Otto tartarughe su 10 hanno mangiato plastica
Non solo. Il Mediterraneo occidentale è ancora, per certi versi, un percorso ad ostacoli, tra diportismo selvaggio e inquinamento, di qui progetti come il Life TURTLENEST, realizzato con il contributo del programma LIFE della Commissione Europea e promosso lungo le coste dell’Italia, della Francia e della Spagna. “Otto tartarughe su dieci, tra quelle che ricoveriamo a Portici, hanno ingerito plastica o rifiuti, cordame o attrezzi da pesca”, sottolinea Sandra. “Interveniamo chirurgicamente – aggiunge – e le seguiamo nel periodo della convalescenza, prima di liberarle in mare, spesso davanti agli studenti. Su loro, sul loro entusiasmo, puntiamo molto: i bambini, oggi, riflettono sulle ricadute delle proprie azioni sull’ambiente, molto più della generazione che li ha preceduti”. Piccola era del resto anche lei, quando ebbe – nel cuore terragno della sua Germania – l’illuminazione: “Adoravo i documentari sugli animali. Seguivo gli interventi di Greenpeace, chiedendomi come fosse possibile che l’uomo commetta crimini atroci contro foche e balene. E mi dicevo: farò qualcosa per l’ambiente, dedicherò la mia vita agli animali in pericolo”. Lo ha fatto, lo sta facendo.

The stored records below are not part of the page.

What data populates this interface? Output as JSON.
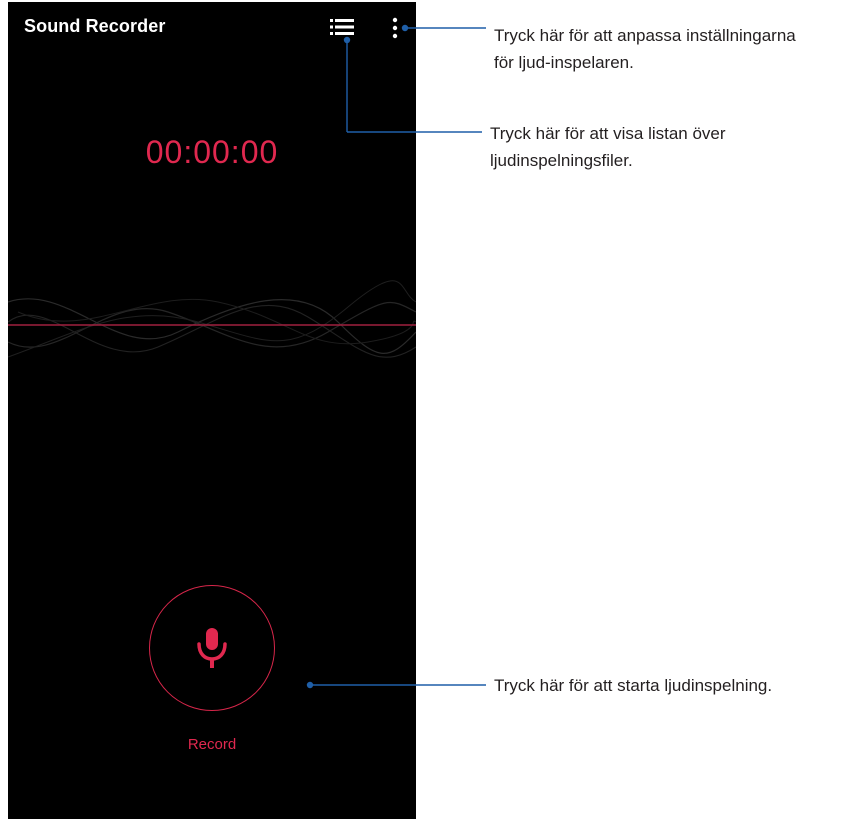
{
  "app": {
    "title": "Sound Recorder",
    "background_color": "#000000",
    "accent_color": "#e0284f"
  },
  "toolbar": {
    "list_icon": "list-icon",
    "menu_icon": "more-vertical-icon"
  },
  "recorder": {
    "timer": "00:00:00",
    "record_label": "Record",
    "record_icon": "microphone-icon"
  },
  "annotations": {
    "callout_color": "#1f5fa8",
    "settings": {
      "line1": "Tryck här för att anpassa inställningarna",
      "line2": "för ljud-inspelaren."
    },
    "file_list": {
      "line1": "Tryck här för att visa listan över",
      "line2": "ljudinspelningsfiler."
    },
    "record": {
      "line1": "Tryck här för att starta ljudinspelning."
    }
  }
}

E alle nuove generazioni Sandra e il suo team si appelleranno – dal 5 all’8 agosto – per reclutare volontari: “Cerchiamo giovani entusiasti ed amanti della natura per pattugliare la mattina all’alba le coste della Campania alla ricerca delle tracce di risalita della tartaruga marina. Avremo cinque campi base, dove i volontari saranno ospitati in tenda o alloggio: Capaccio, Ascea, Palinuro, Marina di Camerota e Castelvolturno. Da agosto prenderanno il via i presidi h24 di assistenza alla schiusa. Ecco, ogni volta che una tartarughina spunta da sotto la sabbia, al buio, dopo un percorso verticale di trenta centimetri, orientandosi con la luce della luna, ho la percezione esatta del senso del mio, del nostro lavoro. E non ho bisogno d’altro”.